Multithreading can made an application more responsive and more performant to the end user. If multithreading causes an end user to have to wait less, the code is more performant.
> Are people making user facing apps in rust with uis?
We are talking not only about Rust, but also about C and C++. There are lots of C++ UI applications. Rust poses itself as an alternative to C++, so it is definitely intended to be used for UI applications too - it was created to write a browser!
At work I am using tools such as uv [1] and ruff [2], which are user-facing (although not GUI), and I definitely appreciate a 16x speedup if possible.
The engine being written in C++ does not mean the application is. You're conflating the platform with what is being built on top of it. Your logic would mean that all Python applications should be counted as C applications.
When a basic question is asked, a basic answer is given. I didn’t say that I think that’s the coolest or most interesting answer. It’s just the most obvious, straightforward one. It’s not even about Rust!
(And also, I don’t think things like work stealing queues are relevant to editors, but maybe that’s my own ignorance.)
You cannot have it both ways though. Either these are meaningful examples of Rust's benefits, or they are not worth mentioning.
In a thread about Rust's concurrency advantages, these editors were cited as examples. "Don't block the UI thread" as justification only works if Rust actually provides something novel here. If it is just basic threading that every language has done for decades, it should not have been brought up as evidence in the first place.

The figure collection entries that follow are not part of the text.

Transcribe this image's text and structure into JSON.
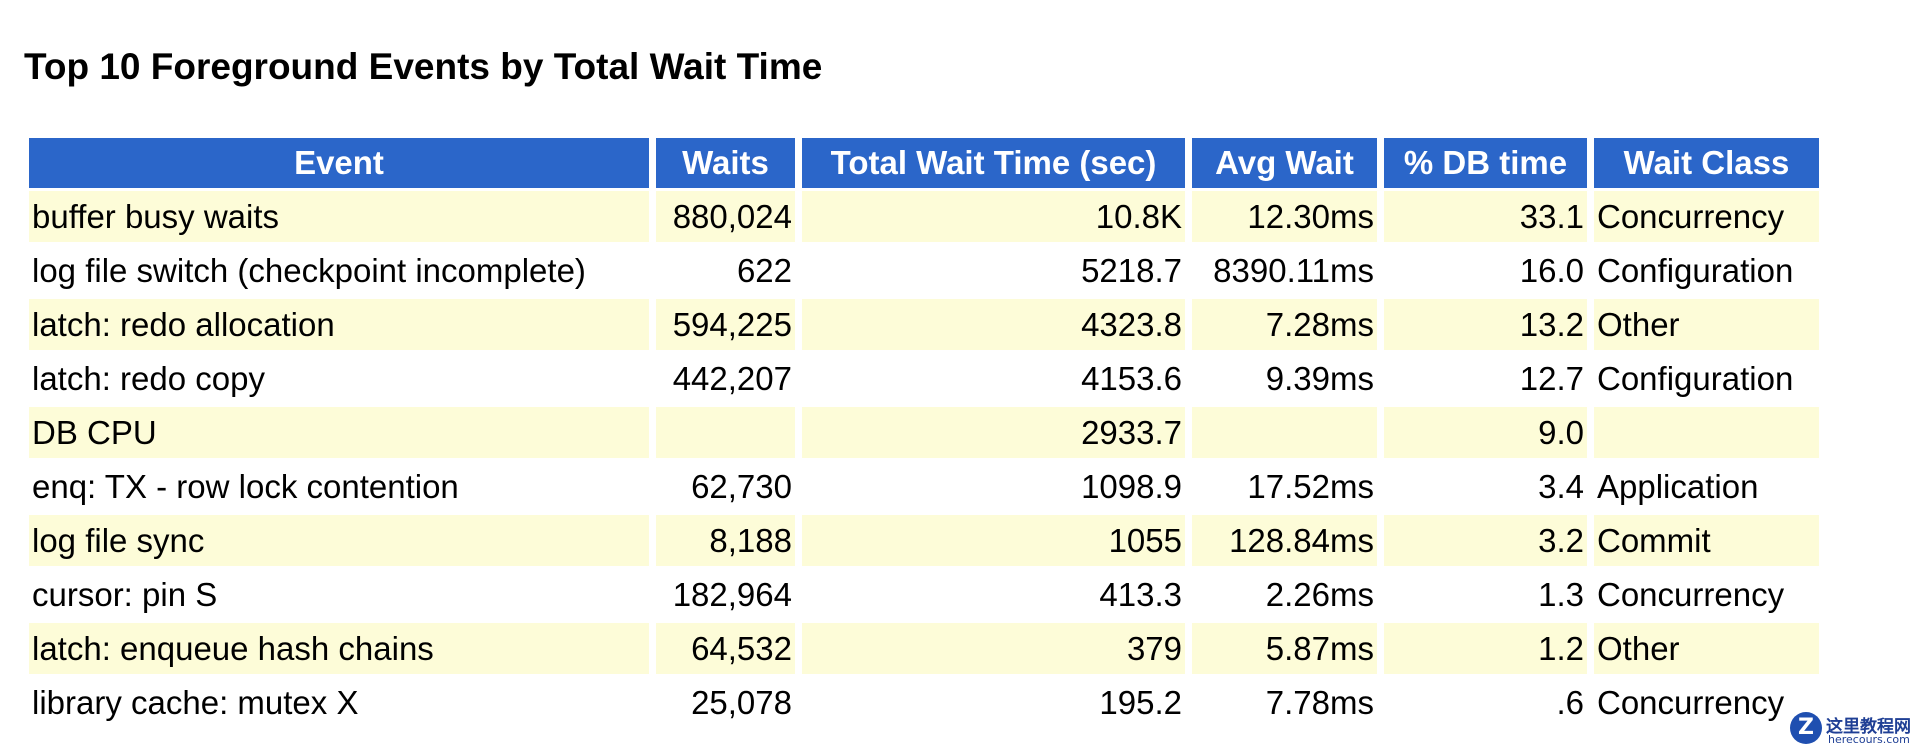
{
  "header": {
    "title": "Top 10 Foreground Events by Total Wait Time"
  },
  "table": {
    "columns": [
      "Event",
      "Waits",
      "Total Wait Time (sec)",
      "Avg Wait",
      "% DB time",
      "Wait Class"
    ],
    "rows": [
      [
        "buffer busy waits",
        "880,024",
        "10.8K",
        "12.30ms",
        "33.1",
        "Concurrency"
      ],
      [
        "log file switch (checkpoint incomplete)",
        "622",
        "5218.7",
        "8390.11ms",
        "16.0",
        "Configuration"
      ],
      [
        "latch: redo allocation",
        "594,225",
        "4323.8",
        "7.28ms",
        "13.2",
        "Other"
      ],
      [
        "latch: redo copy",
        "442,207",
        "4153.6",
        "9.39ms",
        "12.7",
        "Configuration"
      ],
      [
        "DB CPU",
        null,
        "2933.7",
        null,
        "9.0",
        null
      ],
      [
        "enq: TX - row lock contention",
        "62,730",
        "1098.9",
        "17.52ms",
        "3.4",
        "Application"
      ],
      [
        "log file sync",
        "8,188",
        "1055",
        "128.84ms",
        "3.2",
        "Commit"
      ],
      [
        "cursor: pin S",
        "182,964",
        "413.3",
        "2.26ms",
        "1.3",
        "Concurrency"
      ],
      [
        "latch: enqueue hash chains",
        "64,532",
        "379",
        "5.87ms",
        "1.2",
        "Other"
      ],
      [
        "library cache: mutex X",
        "25,078",
        "195.2",
        "7.78ms",
        ".6",
        "Concurrency"
      ]
    ]
  },
  "watermark": {
    "name": "这里教程网",
    "site": "herecours.com"
  }
}
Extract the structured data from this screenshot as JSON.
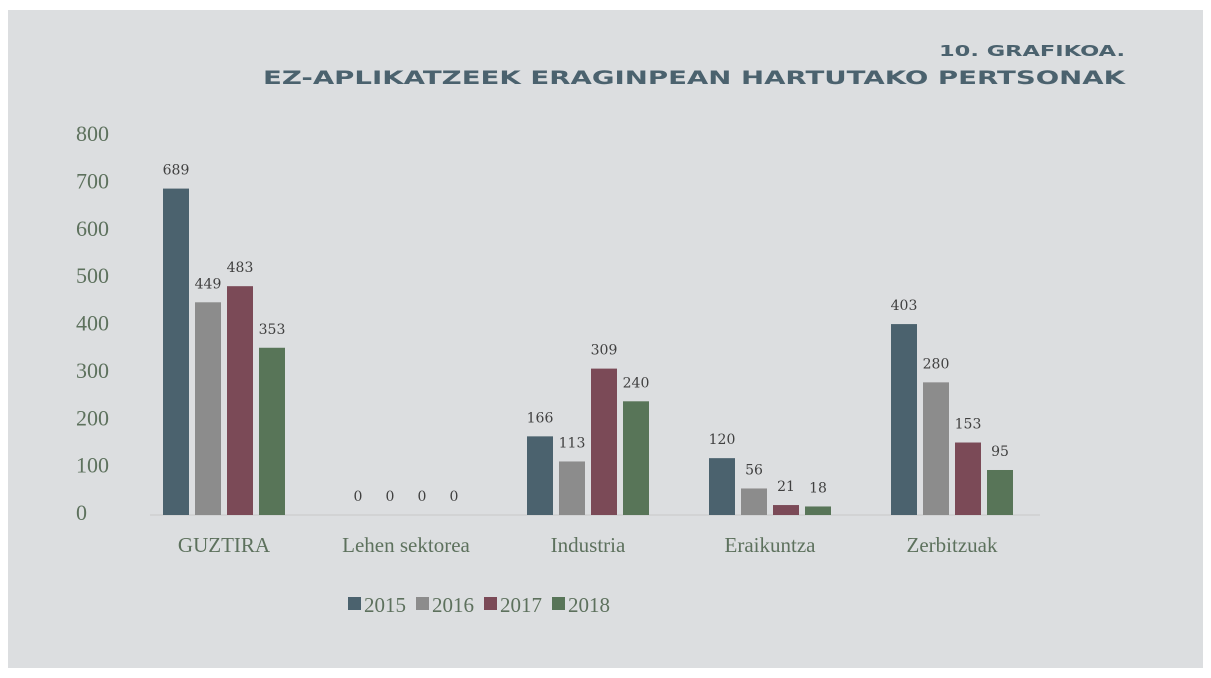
{
  "chart_data": {
    "type": "bar",
    "title": [
      "10. GRAFIKOA.",
      "EZ-APLIKATZEEK ERAGINPEAN HARTUTAKO PERTSONAK"
    ],
    "categories": [
      "GUZTIRA",
      "Lehen sektorea",
      "Industria",
      "Eraikuntza",
      "Zerbitzuak"
    ],
    "series": [
      {
        "name": "2015",
        "color": "#4b626e",
        "values": [
          689,
          0,
          166,
          120,
          403
        ]
      },
      {
        "name": "2016",
        "color": "#8c8c8c",
        "values": [
          449,
          0,
          113,
          56,
          280
        ]
      },
      {
        "name": "2017",
        "color": "#7b4a57",
        "values": [
          483,
          0,
          309,
          21,
          153
        ]
      },
      {
        "name": "2018",
        "color": "#587558",
        "values": [
          353,
          0,
          240,
          18,
          95
        ]
      }
    ],
    "ylim": [
      0,
      800
    ],
    "yticks": [
      0,
      100,
      200,
      300,
      400,
      500,
      600,
      700,
      800
    ],
    "legend": "bottom"
  }
}
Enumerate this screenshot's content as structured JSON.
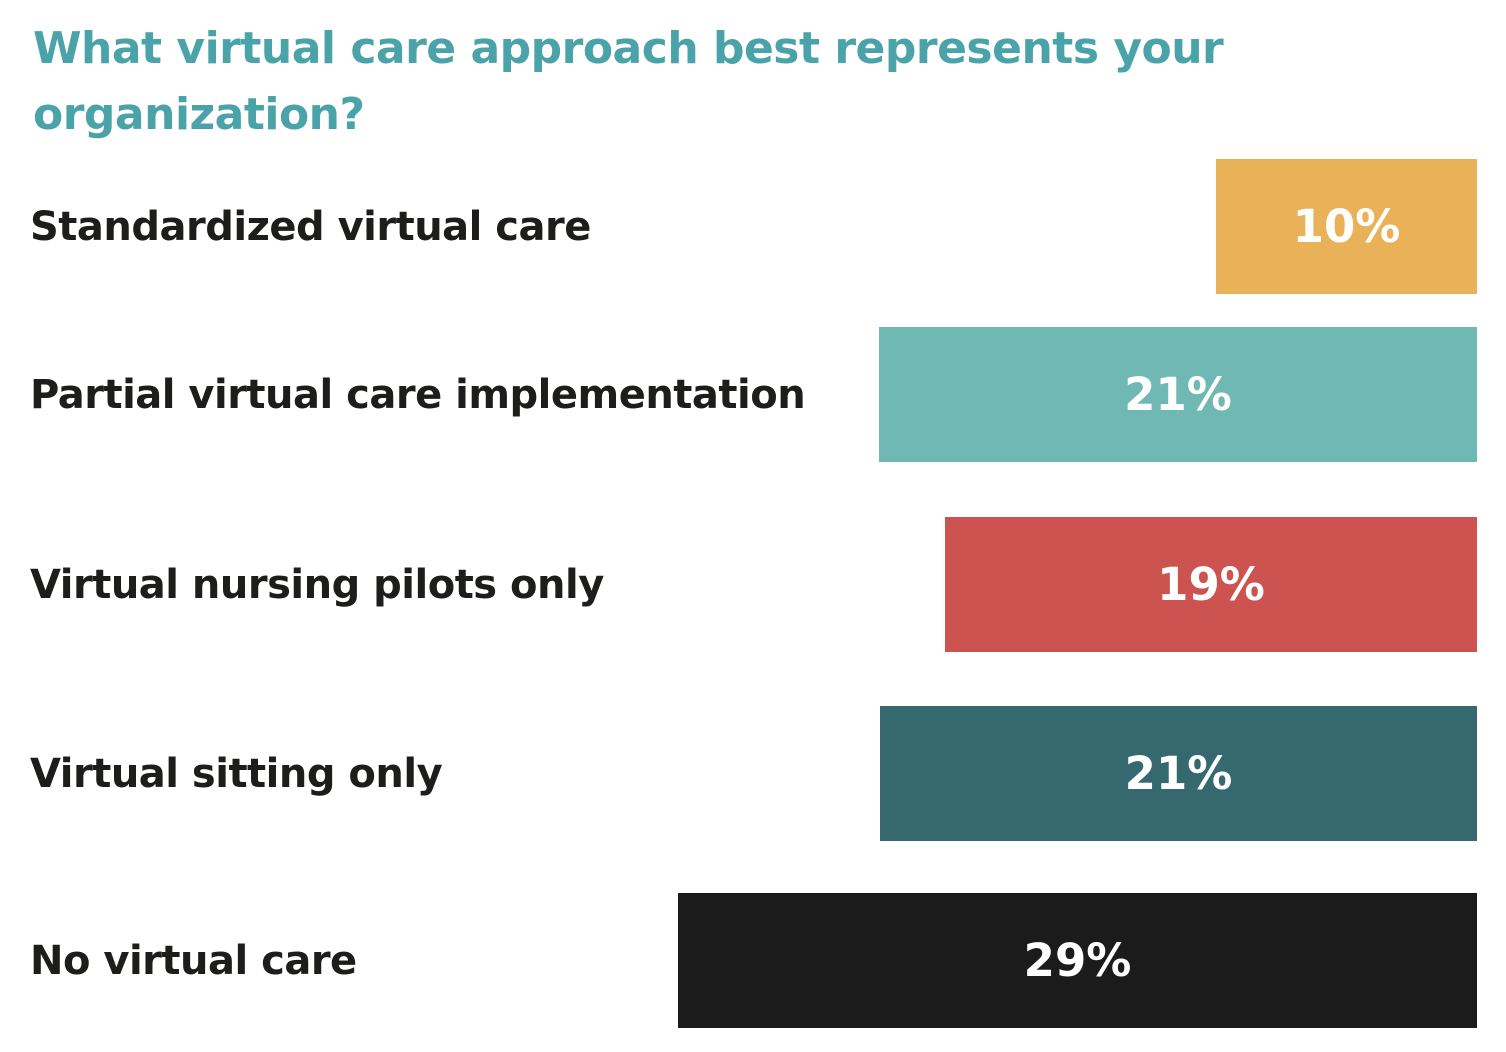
{
  "chart_data": {
    "type": "bar",
    "orientation": "horizontal",
    "alignment": "right-aligned bars, labels at left",
    "title": "What virtual care approach best represents your organization?",
    "categories": [
      "Standardized virtual care",
      "Partial virtual care implementation",
      "Virtual nursing pilots only",
      "Virtual sitting only",
      "No virtual care"
    ],
    "values": [
      10,
      21,
      19,
      21,
      29
    ],
    "value_labels": [
      "10%",
      "21%",
      "19%",
      "21%",
      "29%"
    ],
    "bar_colors": [
      "#E9B158",
      "#6FB8B3",
      "#CD5350",
      "#35696F",
      "#1B1B1B"
    ],
    "xlim": [
      0,
      30
    ],
    "grid": false,
    "legend": false,
    "value_label_position": "centered inside bar",
    "value_label_color": "#FFFFFF"
  },
  "colors": {
    "title_text": "#4AA3A8",
    "category_text": "#1D1D1B",
    "background": "#FFFFFF"
  }
}
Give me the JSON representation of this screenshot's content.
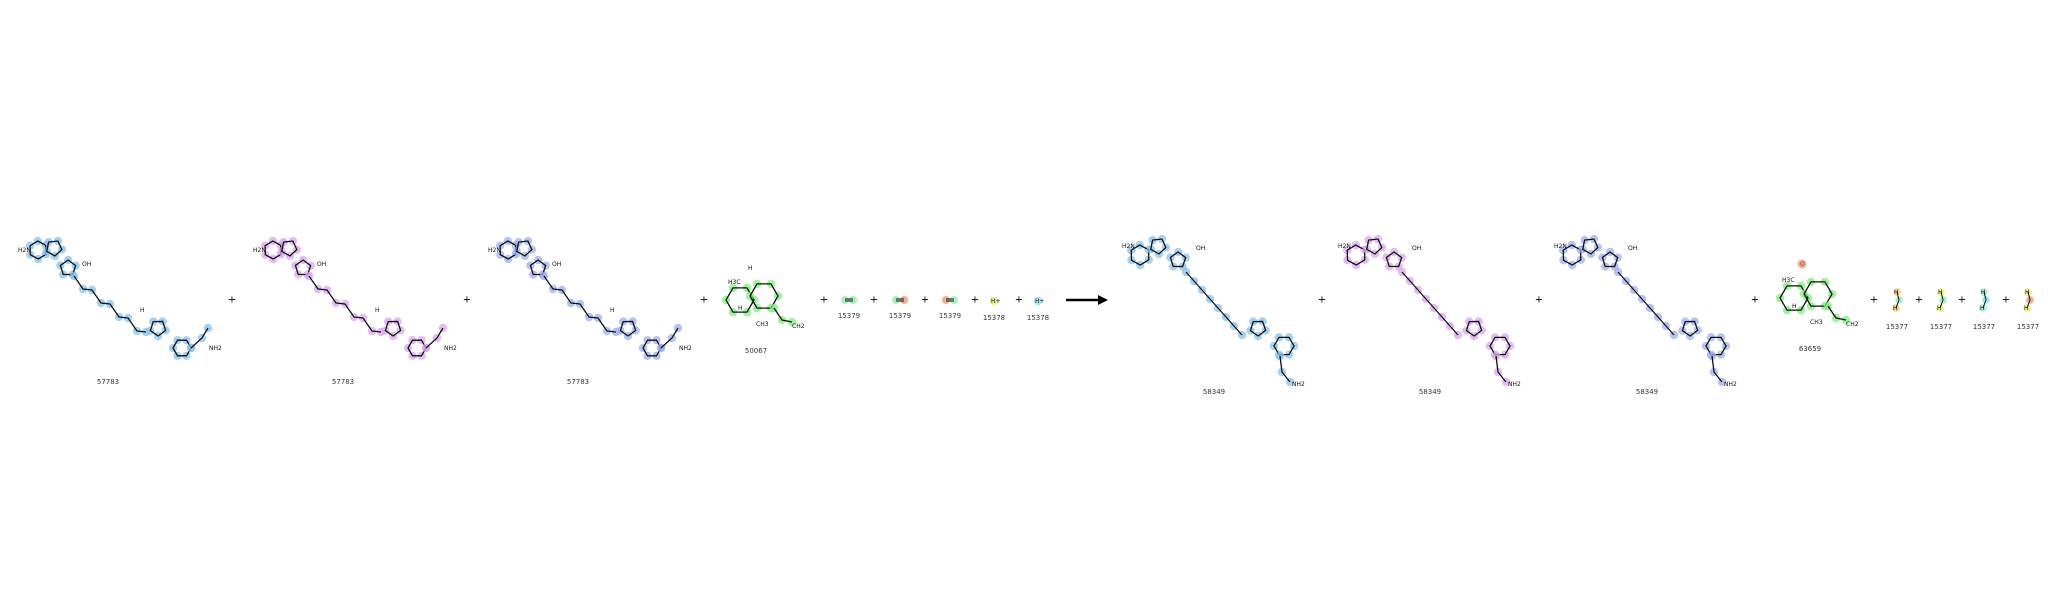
{
  "reaction": {
    "reactants": [
      {
        "id": "57783"
      },
      {
        "id": "57783"
      },
      {
        "id": "57783"
      },
      {
        "id": "50067"
      },
      {
        "id": "15379"
      },
      {
        "id": "15379"
      },
      {
        "id": "15379"
      },
      {
        "id": "15378"
      },
      {
        "id": "15378"
      }
    ],
    "products": [
      {
        "id": "58349"
      },
      {
        "id": "58349"
      },
      {
        "id": "58349"
      },
      {
        "id": "63659"
      },
      {
        "id": "15377"
      },
      {
        "id": "15377"
      },
      {
        "id": "15377"
      },
      {
        "id": "15377"
      }
    ],
    "plus_sign": "+",
    "atom_labels": {
      "nh2": "NH2",
      "h2n": "H2N",
      "ch3": "CH3",
      "ch2": "CH2",
      "h3c": "H3C",
      "h": "H",
      "o": "O",
      "oh": "OH",
      "hplus": "H+"
    },
    "highlight_colors": {
      "nadph_a": "#87c3ee",
      "nadph_b": "#d9a6ef",
      "nadph_c": "#9db0f0",
      "terpene": "#7cf07c",
      "o2_a": "#9cf0b8",
      "o2_b": "#f0a58a",
      "hplus_a": "#e8f07a",
      "hplus_b": "#8ee8f0",
      "water_a": "#f0d27a",
      "water_b": "#9ff0c8"
    }
  }
}
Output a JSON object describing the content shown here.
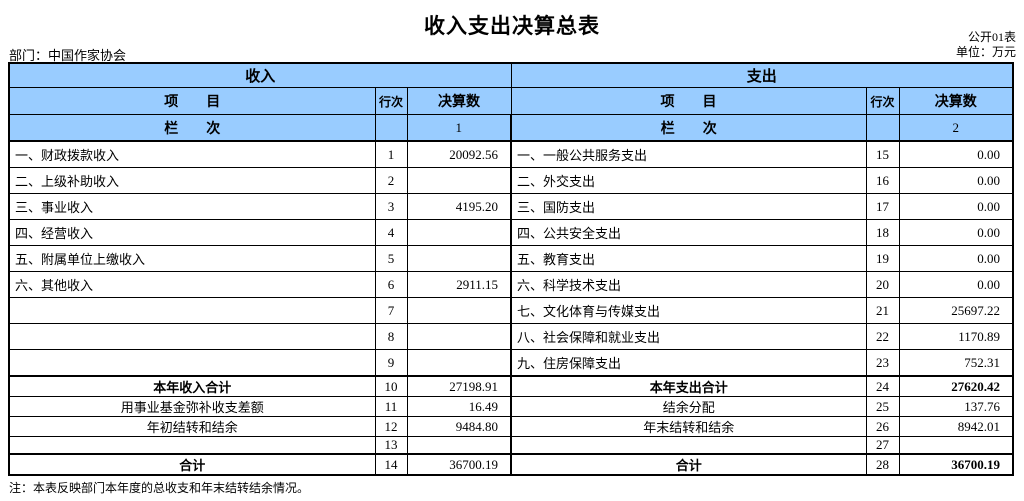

Plus if things like work-stealing queues and complex synchronization are not relevant to editors, then editors are a poor example for demonstrating Rust's concurrency story in the first place anyway.
Well, what about small CLI tools, like ripgrep and the like? Does multithreading not matter when we open a large number of files and process them? What about compilers?
Sure. But the more obviously parallel the problem is (visiting N files) the less compelling complex synchronization tools are.
To over explain, if you just need to make N forks of the same logic then it’s very easy to do this correctly in C. The cases where I’m going to carefully maintain shared mutable state with locking are cases where the parallelism is less efficient (Ahmdal’s law).
Java style apps that just haphazardly start threads are what rust makes safer. But that’s a category of program design I find brittle and painful.
The example you gave of a compiler is canonically implemented as multiple process making .o files from .c files, not threads.
> The example you gave of a compiler is canonically implemented as multiple process making .o files from .c files, not threads.
This is a huge limitation of C's compilation model, and basically every other language since then does it differently, so not sure if that's a good example. You do want some "interconnection" between translation units, or at least less fine-grained units.
It reminds me of the joke that "I can do math very fast", probed with a multiplication and immediately answering some total bollocks answer.
- "That's not even close"
- "Yeah, but it was fast"
Sure, it's not a trivial problem, but why wouldn't we want better compilation results/developer ergonomics at the price of more compiler complexity and some minimal performance penalty?
And it's not like the performance doesn't have its own set of negatives, like header-only libraries are a hack directly manifested from this compilation model.
The big one is multi-threading. In Rust, whether you use threads or not, all globals must be thread-safe, and the borrow checker requires memory access to be shared XOR mutable. When writing single-threaded code takes 90% of effort of writing multi-threaded one, Rust programmers may as well sprinkle threads all over the place regardless whether that's a 16x improvement or 1.5x improvement. In C, the cost/benefit analysis is different. Even just spawning a thread is going to make somebody complain that they can't build the code on their platform due to C11/pthread/openmp. Risk of having to debug heisenbugs means that code typically won't be made multi-threaded unless really necessary, and even then preferably kept to simple cases or very coarse-grained splits.